Michael Botek: Ja genau, das sind normalerweise die Abteilungsleiter, diese werden von der Gruppe gewählt. Eine Besonderheit bei uns ist: Sie sind nur eine gewisse Zeit Abteilungsleiter. Nach etwa einem Jahr müssen sie wechseln, ob sie das mögen oder nicht.

Sebastian Purps-Pardigol: Abgesehen von den beiden Geschäftsführern, von denen Sie einer sind, hat also niemand in der Organisation eine feste Chefrolle?

Michael Botek: Genau, alle anderen Führungspositionen werden regelmässig und immer nur auf Zeit neu besetzt. Wobei wir Geschäftsführer auch keine Chefrolle inne haben, sondern nur das Unternehmen nach außen vertreten, wo notwendig.

Sebastian Purps-Pardigol: Im Jahr 2000 haben Sie Ihr Unternehmen gegründet, im Jahr 2007 haben Sie die Organisationsform geändert in eine Vorform von dem, wie sie heute ist. Was hat denn dazu geführt, dass Sie gesagt haben: Wir wollen das hier jetzt anders machen als vorher?

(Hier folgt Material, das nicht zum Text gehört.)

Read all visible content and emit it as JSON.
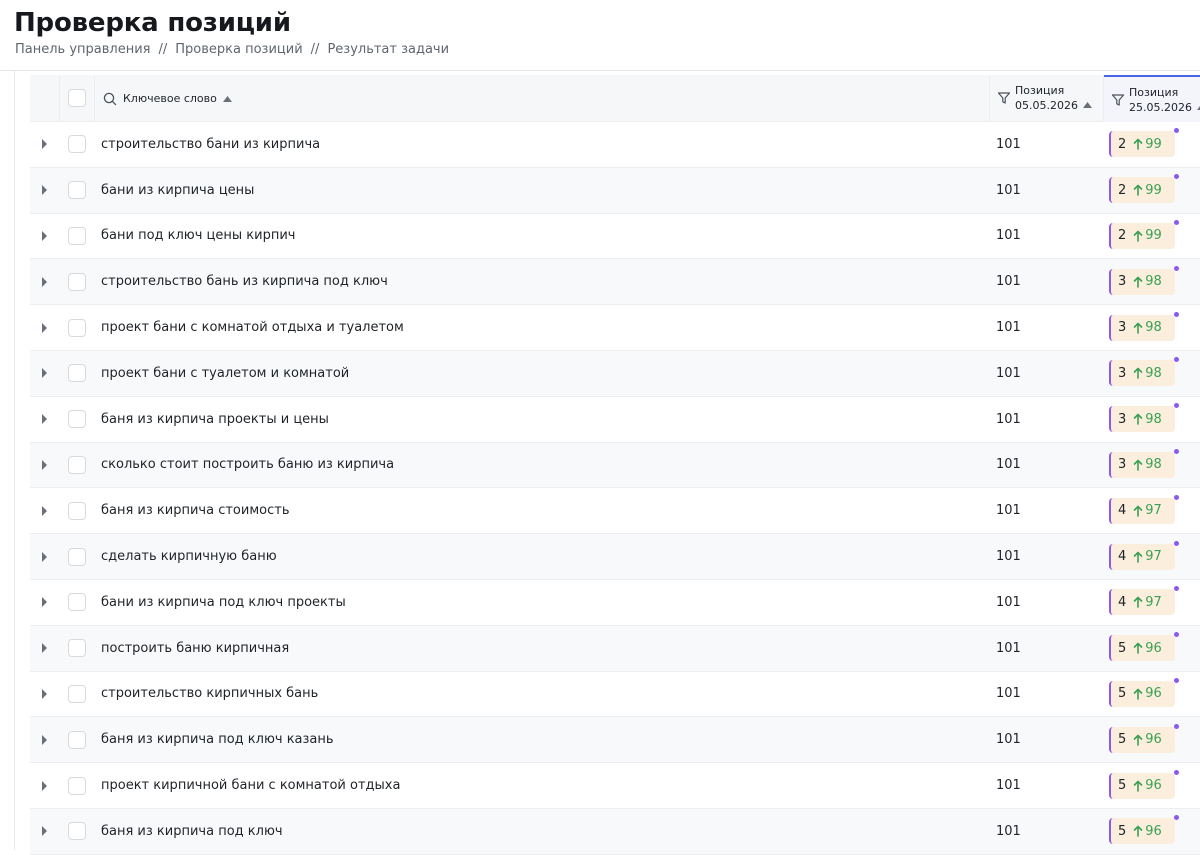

Michael Botek: Unser Unternehmen ist gewachsen. Bei unserer Gründung waren wir 18. Als wir 30 oder 32 Mitarbeiter hatten, mussten wir uns überlegen, wie das funktionieren kann. Das war ganz klar eine Notwendigkeit, denn die direkte Kommunikation hat nicht mehr funktioniert.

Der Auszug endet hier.